Un avenir en pointillé

L’existence du G5 Sahel, organisation créée en février 2014 par cinq Etats du Sahel (Burkina Faso, Mali, Mauritanie, Niger et Tchad), est sérieusement menacée. Après le Mali en mai 2022, l’institution, censée lutter contre le terrorisme se fragilise davantage, si elle ne court pas à sa perte, avec le départ de deux autres membres, le Burkina Faso et le Niger. Ces deux Etats ont, à travers un communiqué conjoint, claqué la porte de tous les organes, instances et force conjointe du G5 Sahel, à compter du 29 novembre 2023. Si, le Mali s’était retiré pour protester contre des manœuvres visant à l’empêcher d’assurer la présidence tournante de l’organisation, ce pays avait surtout pointé du doigt l’inefficacité du G5 Sahel à lutter contre les groupes armés qui écument la sous-région.

Ce dernier argument a été également avancé par le Burkina et le Niger qui n’en peuvent plus d’appartenir à une institution peinant à atteindre ses objectifs depuis sa création. Un autre argument et pas des moindres qui a poussé les trois Etats cités à quitter l’organisation : le G5 Sahel serait à la solde de la France, avec laquelle, ils ne sont pas en odeur de sainteté.

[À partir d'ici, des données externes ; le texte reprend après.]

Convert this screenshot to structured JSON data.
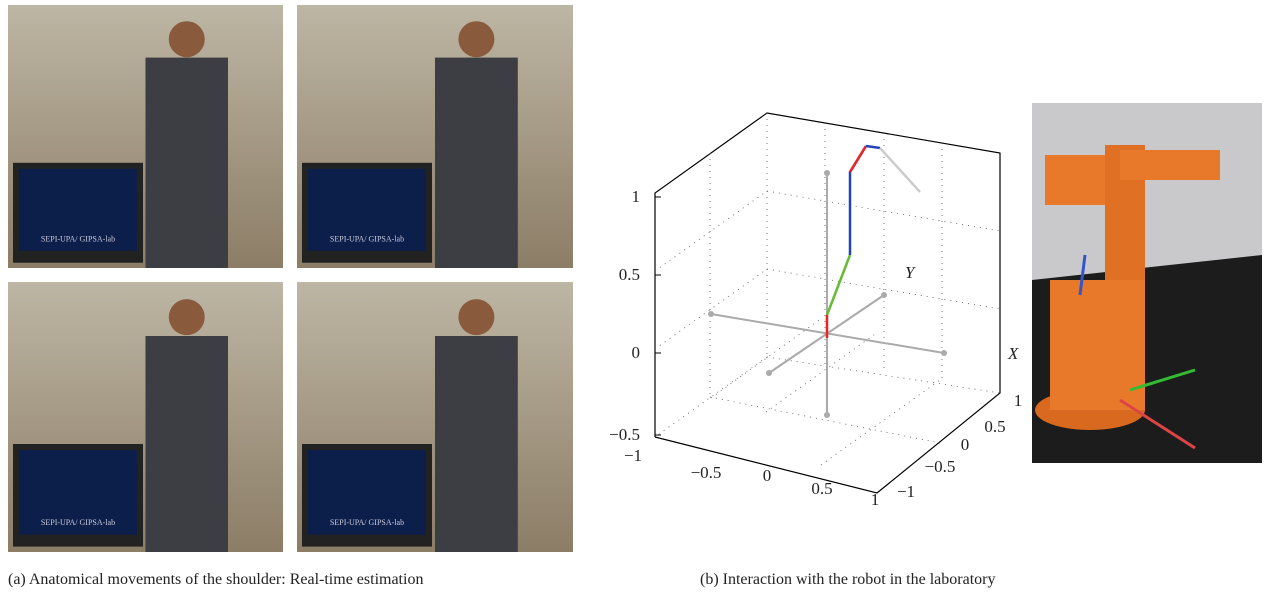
{
  "panel_a": {
    "caption": "(a) Anatomical movements of the shoulder: Real-time estimation",
    "monitor_text": "SEPI-UPA/ GIPSA-lab"
  },
  "panel_b": {
    "caption": "(b) Interaction with the robot in the laboratory",
    "plot": {
      "z_ticks": [
        "1",
        "0.5",
        "0",
        "−0.5"
      ],
      "front_ticks": [
        "−1",
        "−0.5",
        "0",
        "0.5",
        "1"
      ],
      "side_ticks": [
        "−1",
        "−0.5",
        "0",
        "0.5",
        "1"
      ],
      "y_label": "Y",
      "x_label": "X"
    }
  }
}
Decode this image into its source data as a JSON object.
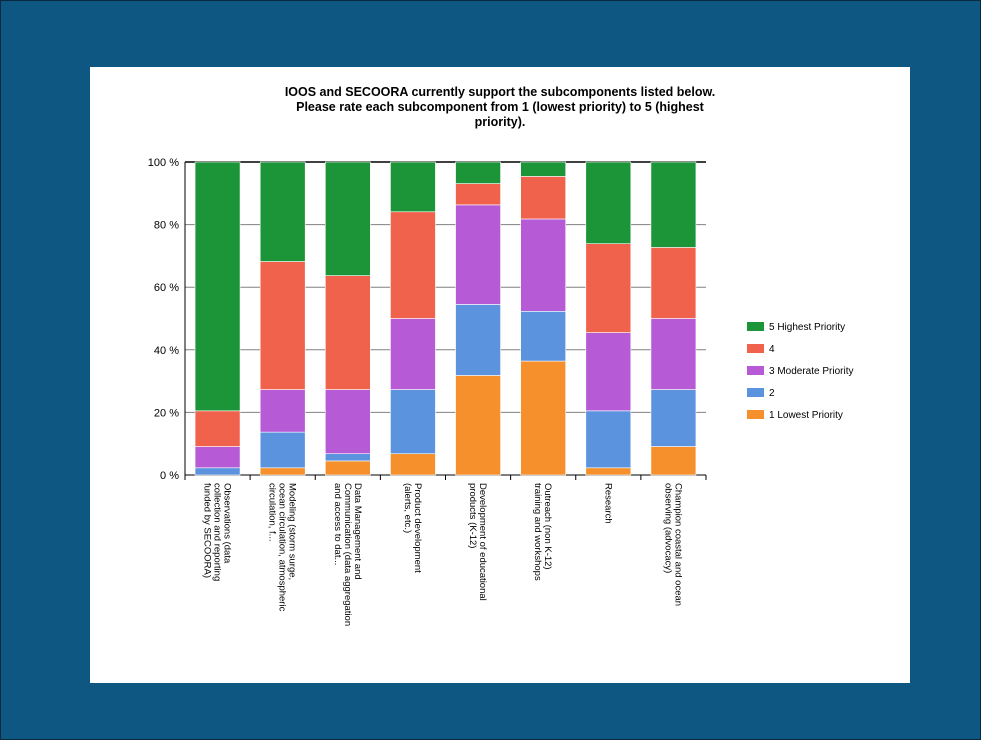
{
  "chart_data": {
    "type": "bar",
    "stacked": true,
    "percent": true,
    "title_lines": [
      "IOOS and SECOORA currently support the subcomponents listed below.",
      "Please rate each subcomponent from 1 (lowest priority) to 5 (highest",
      "priority)."
    ],
    "categories": [
      [
        "Observations (data",
        "collection and reporting",
        "funded by SECOORA)"
      ],
      [
        "Modeling (storm surge,",
        "ocean circulation, atmospheric",
        "circulation, f..."
      ],
      [
        "Data Management and",
        "Communication (data aggregation",
        "and access to dat..."
      ],
      [
        "Product development",
        "(alerts, etc.)"
      ],
      [
        "Development of educational",
        "products (K-12)"
      ],
      [
        "Outreach (non K-12)",
        "training and workshops"
      ],
      [
        "Research"
      ],
      [
        "Champion coastal and ocean",
        "observing (advocacy)"
      ]
    ],
    "y_ticks": [
      "0 %",
      "20 %",
      "40 %",
      "60 %",
      "80 %",
      "100 %"
    ],
    "ylim": [
      0,
      100
    ],
    "legend_position": "right",
    "series": [
      {
        "name": "1 Lowest Priority",
        "color": "#f5902c",
        "values": [
          0,
          2.3,
          4.5,
          6.8,
          31.8,
          36.4,
          2.3,
          9.1
        ]
      },
      {
        "name": "2",
        "color": "#5b93de",
        "values": [
          2.3,
          11.4,
          2.3,
          20.5,
          22.7,
          15.9,
          18.2,
          18.2
        ]
      },
      {
        "name": "3 Moderate Priority",
        "color": "#b65ad6",
        "values": [
          6.8,
          13.6,
          20.5,
          22.7,
          31.8,
          29.5,
          25.0,
          22.7
        ]
      },
      {
        "name": "4",
        "color": "#f0624b",
        "values": [
          11.4,
          40.9,
          36.4,
          34.1,
          6.8,
          13.6,
          28.4,
          22.7
        ]
      },
      {
        "name": "5 Highest Priority",
        "color": "#1b9538",
        "values": [
          79.5,
          31.8,
          36.3,
          15.9,
          6.9,
          4.6,
          26.1,
          27.3
        ]
      }
    ]
  }
}
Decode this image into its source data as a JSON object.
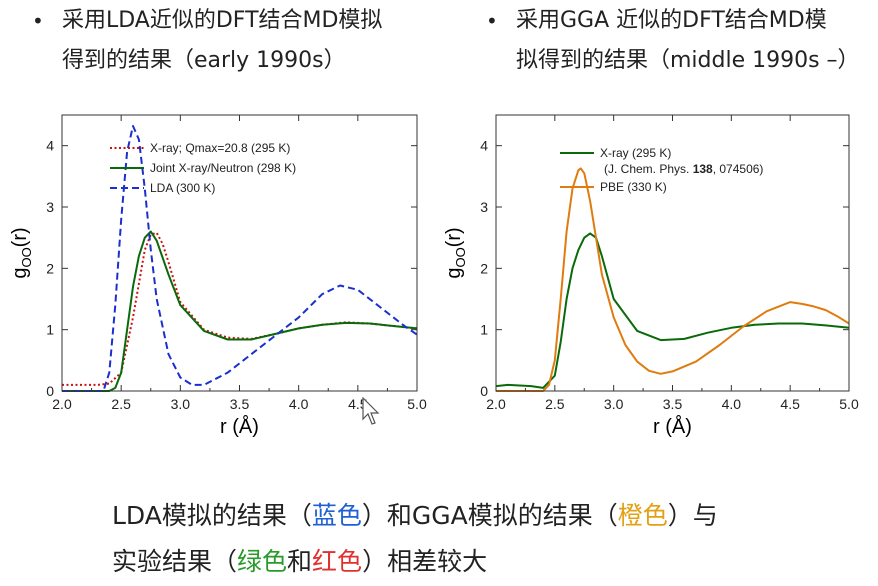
{
  "bullets": {
    "symbol": "•",
    "left": {
      "line1": "采用LDA近似的DFT结合MD模拟",
      "line2": "得到的结果（early 1990s）"
    },
    "right": {
      "line1": "采用GGA 近似的DFT结合MD模",
      "line2": "拟得到的结果（middle 1990s –）"
    }
  },
  "caption": {
    "line1": {
      "t1": "LDA模拟的结果（",
      "blue": "蓝色",
      "t2": "）和GGA模拟的结果（",
      "orange": "橙色",
      "t3": "）与"
    },
    "line2": {
      "t1": "实验结果（",
      "green": "绿色",
      "t2": "和",
      "red": "红色",
      "t3": "）相差较大"
    }
  },
  "colors": {
    "green": "#0a6a0a",
    "red": "#cc1111",
    "blue": "#1a2fd0",
    "orange": "#e07b10"
  },
  "chart_data": [
    {
      "type": "line",
      "xlabel": "r (Å)",
      "ylabel_main": "g",
      "ylabel_sub": "OO",
      "ylabel_tail": "(r)",
      "xlim": [
        2.0,
        5.0
      ],
      "ylim": [
        0,
        4.5
      ],
      "xticks": [
        "2.0",
        "2.5",
        "3.0",
        "3.5",
        "4.0",
        "4.5",
        "5.0"
      ],
      "yticks": [
        "0",
        "1",
        "2",
        "3",
        "4"
      ],
      "legend_position": "top-right",
      "series": [
        {
          "name": "X-ray; Qmax=20.8 (295 K)",
          "color": "#cc1111",
          "style": "dotted",
          "x": [
            2.0,
            2.3,
            2.4,
            2.5,
            2.6,
            2.7,
            2.75,
            2.8,
            2.85,
            2.9,
            3.0,
            3.2,
            3.4,
            3.6,
            3.8,
            4.0,
            4.2,
            4.4,
            4.6,
            4.8,
            5.0
          ],
          "y": [
            0.1,
            0.1,
            0.12,
            0.3,
            1.2,
            2.3,
            2.55,
            2.58,
            2.4,
            2.1,
            1.45,
            1.0,
            0.87,
            0.85,
            0.93,
            1.02,
            1.08,
            1.12,
            1.1,
            1.06,
            1.02
          ]
        },
        {
          "name": "Joint X-ray/Neutron (298 K)",
          "color": "#0a6a0a",
          "style": "solid",
          "x": [
            2.0,
            2.4,
            2.45,
            2.5,
            2.55,
            2.6,
            2.65,
            2.7,
            2.75,
            2.8,
            2.9,
            3.0,
            3.2,
            3.4,
            3.6,
            3.8,
            4.0,
            4.2,
            4.4,
            4.6,
            4.8,
            5.0
          ],
          "y": [
            0.0,
            0.0,
            0.05,
            0.3,
            1.0,
            1.7,
            2.2,
            2.5,
            2.6,
            2.45,
            1.9,
            1.4,
            0.98,
            0.84,
            0.84,
            0.93,
            1.02,
            1.08,
            1.11,
            1.1,
            1.06,
            1.02
          ]
        },
        {
          "name": "LDA (300 K)",
          "color": "#1a2fd0",
          "style": "dashed",
          "x": [
            2.0,
            2.35,
            2.4,
            2.45,
            2.5,
            2.55,
            2.6,
            2.65,
            2.7,
            2.75,
            2.8,
            2.9,
            3.0,
            3.1,
            3.2,
            3.4,
            3.6,
            3.8,
            4.0,
            4.2,
            4.35,
            4.5,
            4.7,
            4.9,
            5.0
          ],
          "y": [
            0.0,
            0.0,
            0.3,
            1.4,
            2.8,
            3.9,
            4.32,
            4.1,
            3.3,
            2.3,
            1.5,
            0.6,
            0.22,
            0.1,
            0.1,
            0.3,
            0.6,
            0.9,
            1.2,
            1.58,
            1.72,
            1.65,
            1.35,
            1.05,
            0.92
          ]
        }
      ]
    },
    {
      "type": "line",
      "xlabel": "r (Å)",
      "ylabel_main": "g",
      "ylabel_sub": "OO",
      "ylabel_tail": "(r)",
      "xlim": [
        2.0,
        5.0
      ],
      "ylim": [
        0,
        4.5
      ],
      "xticks": [
        "2.0",
        "2.5",
        "3.0",
        "3.5",
        "4.0",
        "4.5",
        "5.0"
      ],
      "yticks": [
        "0",
        "1",
        "2",
        "3",
        "4"
      ],
      "legend_position": "top-left",
      "series": [
        {
          "name": "X-ray (295 K)",
          "note_prefix": "(J. Chem. Phys. ",
          "note_bold": "138",
          "note_suffix": ", 074506)",
          "color": "#0a6a0a",
          "style": "solid",
          "x": [
            2.0,
            2.1,
            2.3,
            2.4,
            2.5,
            2.55,
            2.6,
            2.65,
            2.7,
            2.75,
            2.8,
            2.85,
            2.9,
            3.0,
            3.2,
            3.4,
            3.6,
            3.8,
            4.0,
            4.2,
            4.4,
            4.6,
            4.8,
            5.0
          ],
          "y": [
            0.08,
            0.1,
            0.08,
            0.05,
            0.25,
            0.8,
            1.5,
            2.0,
            2.3,
            2.5,
            2.57,
            2.5,
            2.2,
            1.5,
            0.98,
            0.83,
            0.85,
            0.95,
            1.03,
            1.08,
            1.1,
            1.1,
            1.07,
            1.03
          ]
        },
        {
          "name": "PBE (330 K)",
          "color": "#e07b10",
          "style": "solid",
          "x": [
            2.0,
            2.4,
            2.45,
            2.5,
            2.55,
            2.6,
            2.65,
            2.7,
            2.72,
            2.75,
            2.8,
            2.85,
            2.9,
            3.0,
            3.1,
            3.2,
            3.3,
            3.4,
            3.5,
            3.7,
            3.9,
            4.1,
            4.3,
            4.5,
            4.6,
            4.7,
            4.8,
            4.9,
            5.0
          ],
          "y": [
            0.0,
            0.0,
            0.1,
            0.5,
            1.5,
            2.6,
            3.3,
            3.6,
            3.63,
            3.55,
            3.1,
            2.5,
            1.9,
            1.2,
            0.75,
            0.48,
            0.33,
            0.28,
            0.32,
            0.48,
            0.75,
            1.05,
            1.3,
            1.45,
            1.42,
            1.38,
            1.32,
            1.22,
            1.1
          ]
        }
      ]
    }
  ]
}
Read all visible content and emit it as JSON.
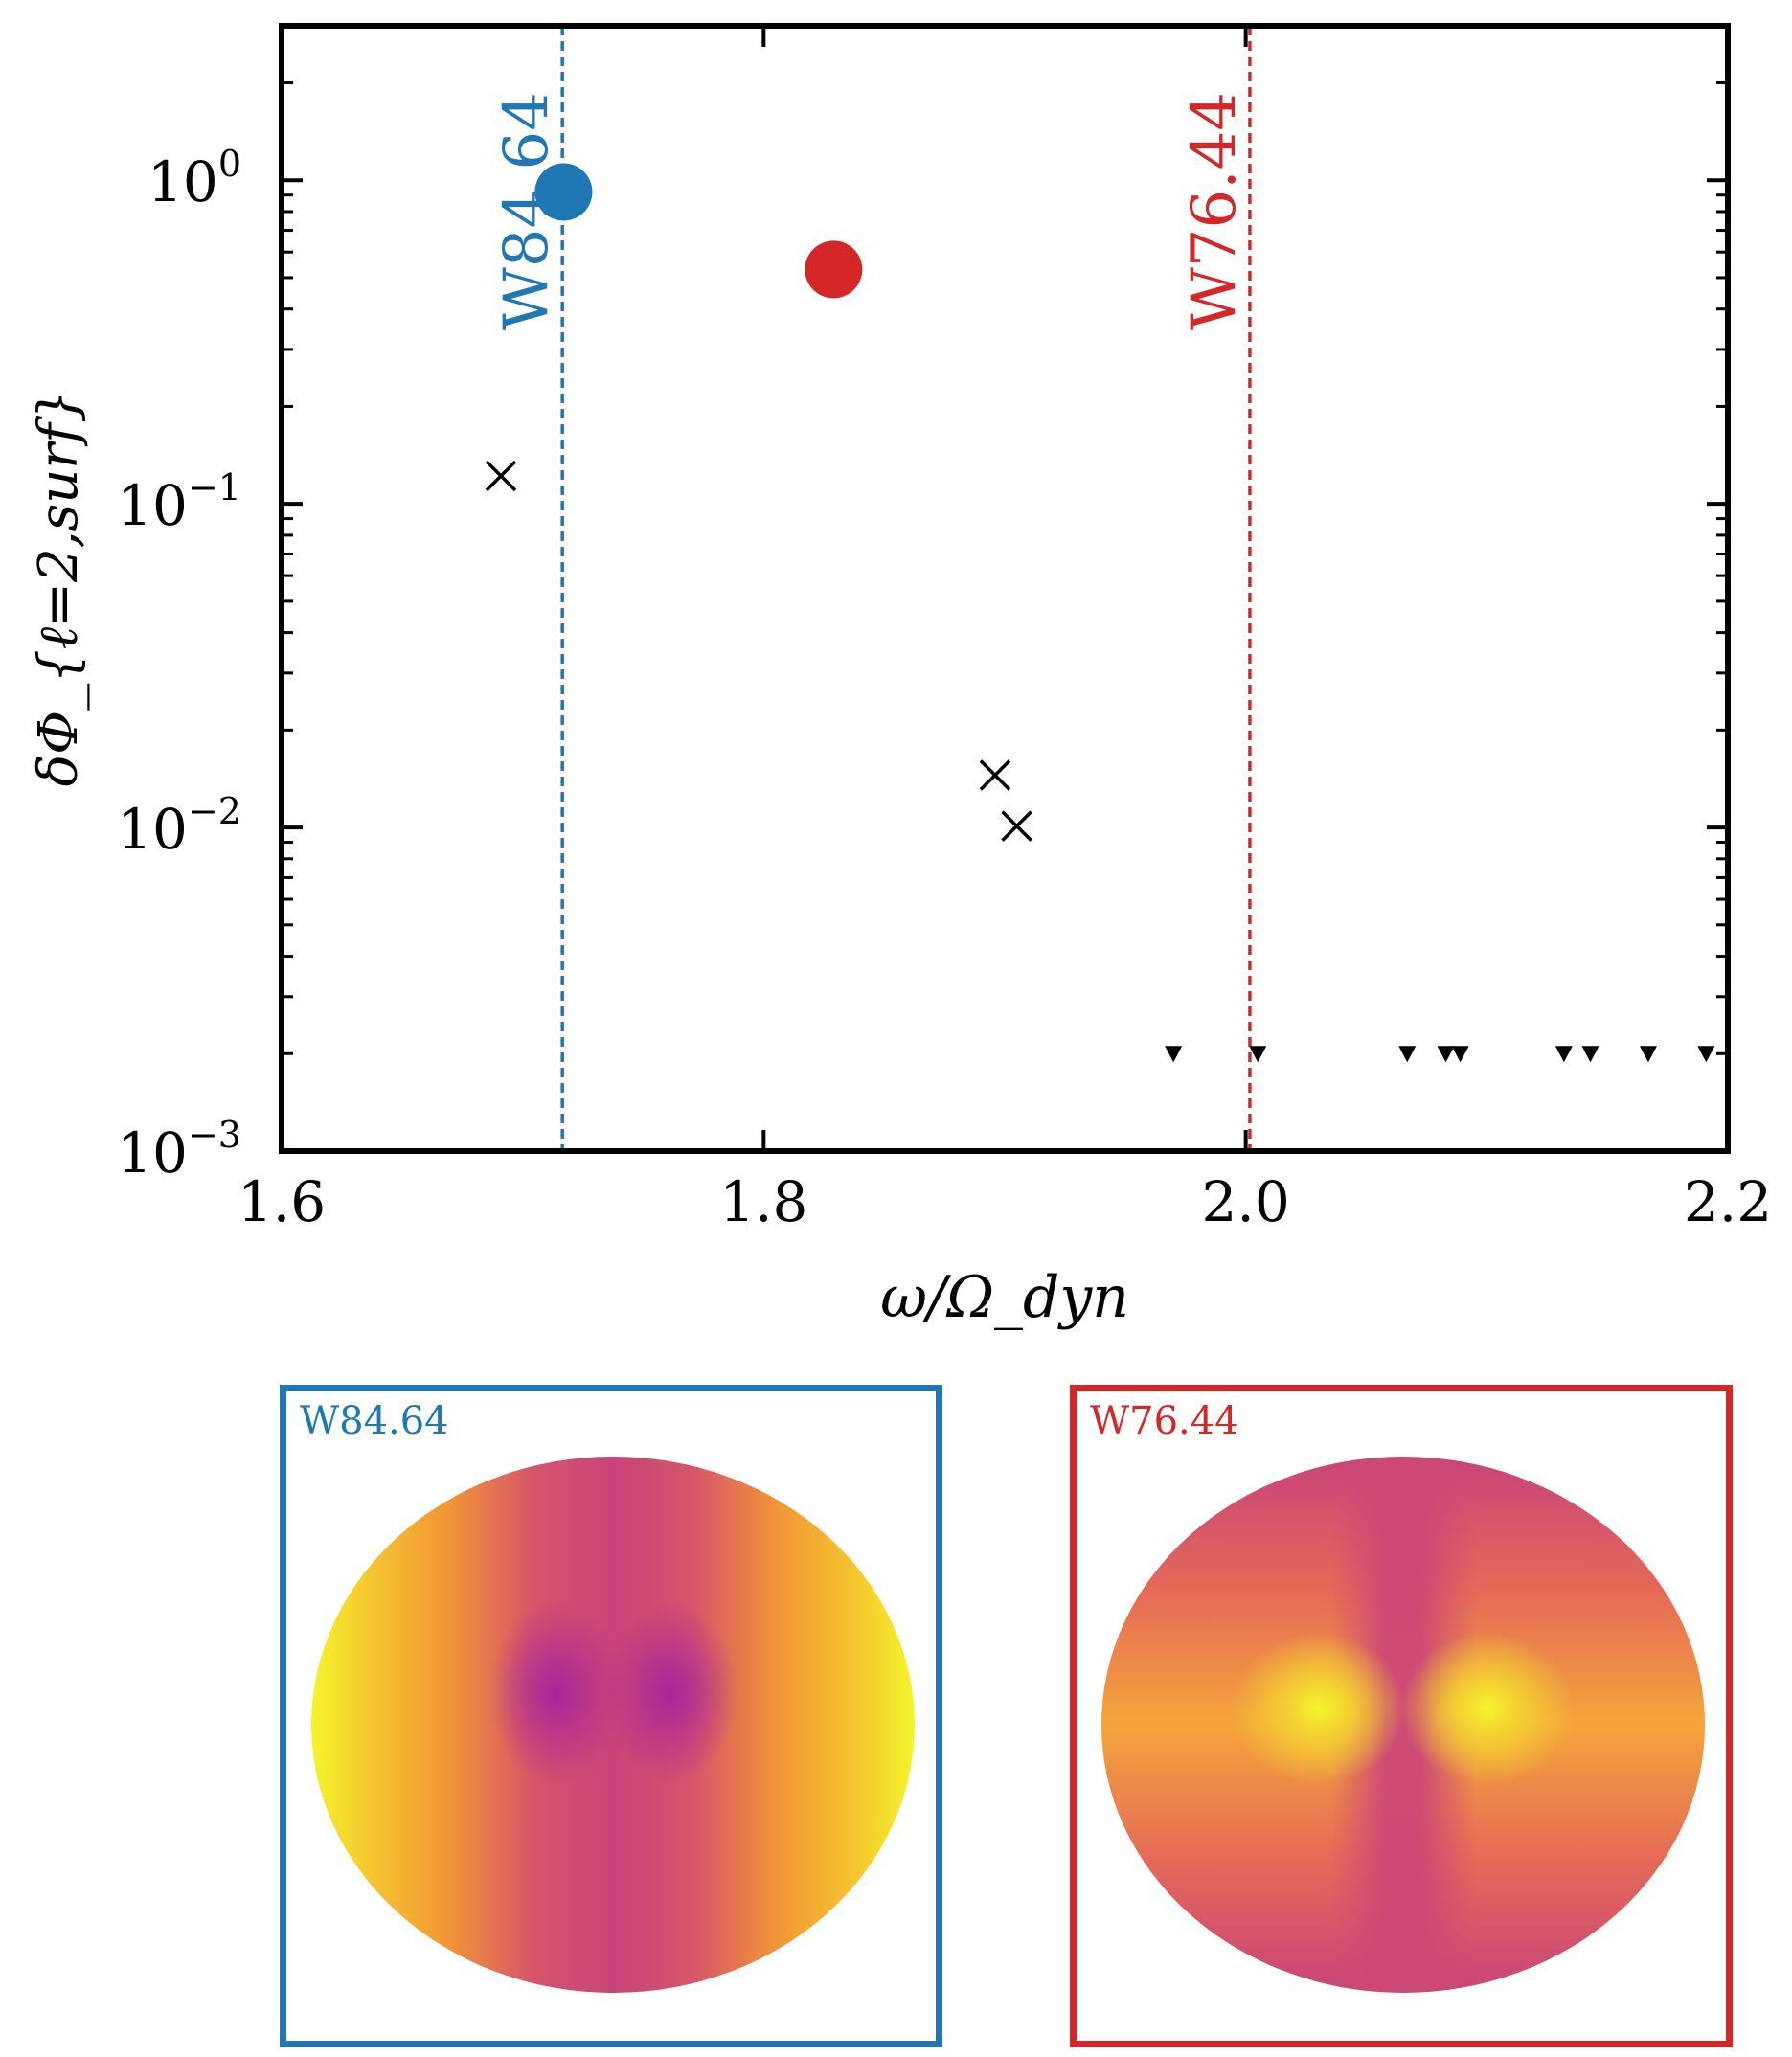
{
  "chart_data": {
    "type": "scatter",
    "xlabel": "ω/Ω_dyn",
    "ylabel": "δΦ_{ℓ=2,surf}",
    "xlim": [
      1.6,
      2.2
    ],
    "ylim": [
      0.001,
      3
    ],
    "yscale": "log",
    "x_ticks": [
      1.6,
      1.8,
      2.0,
      2.2
    ],
    "x_tick_labels": [
      "1.6",
      "1.8",
      "2.0",
      "2.2"
    ],
    "y_ticks": [
      0.001,
      0.01,
      0.1,
      1
    ],
    "y_tick_labels": [
      "10",
      "10",
      "10",
      "10"
    ],
    "y_tick_exponents": [
      "−3",
      "−2",
      "−1",
      "0"
    ],
    "grid": false,
    "highlighted_modes": [
      {
        "x": 1.717,
        "y": 0.92,
        "color": "#1f77b4"
      },
      {
        "x": 1.829,
        "y": 0.53,
        "color": "#d62728"
      }
    ],
    "cross_points": [
      {
        "x": 1.691,
        "y": 0.122
      },
      {
        "x": 1.896,
        "y": 0.0145
      },
      {
        "x": 1.905,
        "y": 0.0101
      }
    ],
    "upper_limit_points": [
      {
        "x": 1.97,
        "y": 0.002
      },
      {
        "x": 2.005,
        "y": 0.002
      },
      {
        "x": 2.067,
        "y": 0.002
      },
      {
        "x": 2.083,
        "y": 0.002
      },
      {
        "x": 2.089,
        "y": 0.002
      },
      {
        "x": 2.132,
        "y": 0.002
      },
      {
        "x": 2.143,
        "y": 0.002
      },
      {
        "x": 2.167,
        "y": 0.002
      },
      {
        "x": 2.191,
        "y": 0.002
      }
    ],
    "vertical_lines": [
      {
        "x": 1.7165,
        "label": "W84.64",
        "color": "#1f77b4"
      },
      {
        "x": 2.0017,
        "label": "W76.44",
        "color": "#d62728"
      }
    ]
  },
  "panels": [
    {
      "label": "W84.64",
      "color": "#1f77b4"
    },
    {
      "label": "W76.44",
      "color": "#d62728"
    }
  ]
}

A Niamey, Bamako et Ouagadougou où, la politique française en Afrique est très mal perçue, on n’a de cesse de dénoncer la mainmise des Occidentaux sur ce « machin » qu’est le G5 Sahel. Les autorités nigériennes et burkinabè n’ont-t-elles pas évoqué à propos des « lourdeurs institutionnelles, des pesanteurs d’un autre âge qui achèvent de nous convaincre que la voie de l’indépendance et de la dignité sur laquelle nous sommes aujourd’hui engagés est contraire à la participation au G5 Sahel dans sa forme actuelle ». L’aventure du Mali au sein de l’institution s’était arrêtée depuis plus d’un an. C’est le cas à présent pour le Burkina et le Niger. Regroupés  depuis septembre 2023 au sein de l’Alliance des Etats du Sahel (AES), ces trois pays qui partagent les mêmes défis sécuritaires vont désormais conjuguer leurs efforts dans la lutte contre le terrorisme, avec l’appui de nouveaux partenaires (Russie, Turquie…).

Exit donc le G5 Sahel, limité dans ses ambitions par certaines insuffisances et qui ne répond pas à la nouvelle vision de l’AES. Alors qu’il était promis à un bel avenir, l’organisation rencontre des difficultés financières qu’elle n’arrive pas à surmonter. Les promesses de financements, qui devaient garantir la pérennité et le succès des opérations du G5 Sahel, n’ont pas été toutes tenues. Les donateurs s’étaient pourtant montrés très enthousiastes à la Conférence internationale sur le Sahel, tenue à Bruxelles en février 2018, avec des promesses de financements de 415 millions d’Euros. Les soucis financiers compromettent plus ou moins la mise en œuvre de la force conjointe du G5 Sahel. Entrée en action en novembre 2017 avec le soutien de l’ex-opération militaire française au Sahel, Barkhane, cette force qui devrait contribuer à combattre avec brio les terroristes, a été vite confrontée à des problèmes opérationnels et logistiques. Ces limites objectives n’ont pas permis à la force conjointe de faire mouche. Bien au contraire, l’insécurité s’est accrue au Sahel pour s’étendre jusqu’ aux pays côtiers, tels que le Togo et le Bénin.

En quête de solutions pour ses problèmes financiers, le G5 Sahel qui n’a pas encore réussi à faire placer sa force conjointe sous le chapitre VII de la Charte des Nations unies voit ses fondements ébranlés avec le départ des trois pays. Si l’institution a survécu au départ du Mali, il n’est pas évident cette fois-ci avec le départ du Niger et du Burkina, tous aussi affectés par le terrorisme. Il ne reste plus que la Mauritanie et le Tchad qui donnent corps au G5 Sahel. Alors, on est en droit de s’interroger sur la capacité de ces deux pays à continuer à faire fonctionner l’organisation, sans les autres membres, dans un contexte géopolitique aussi clivant. On ne saurait proclamer la mort du G5 Sahel, mais il faut reconnaitre que son avenir est en pointillé ».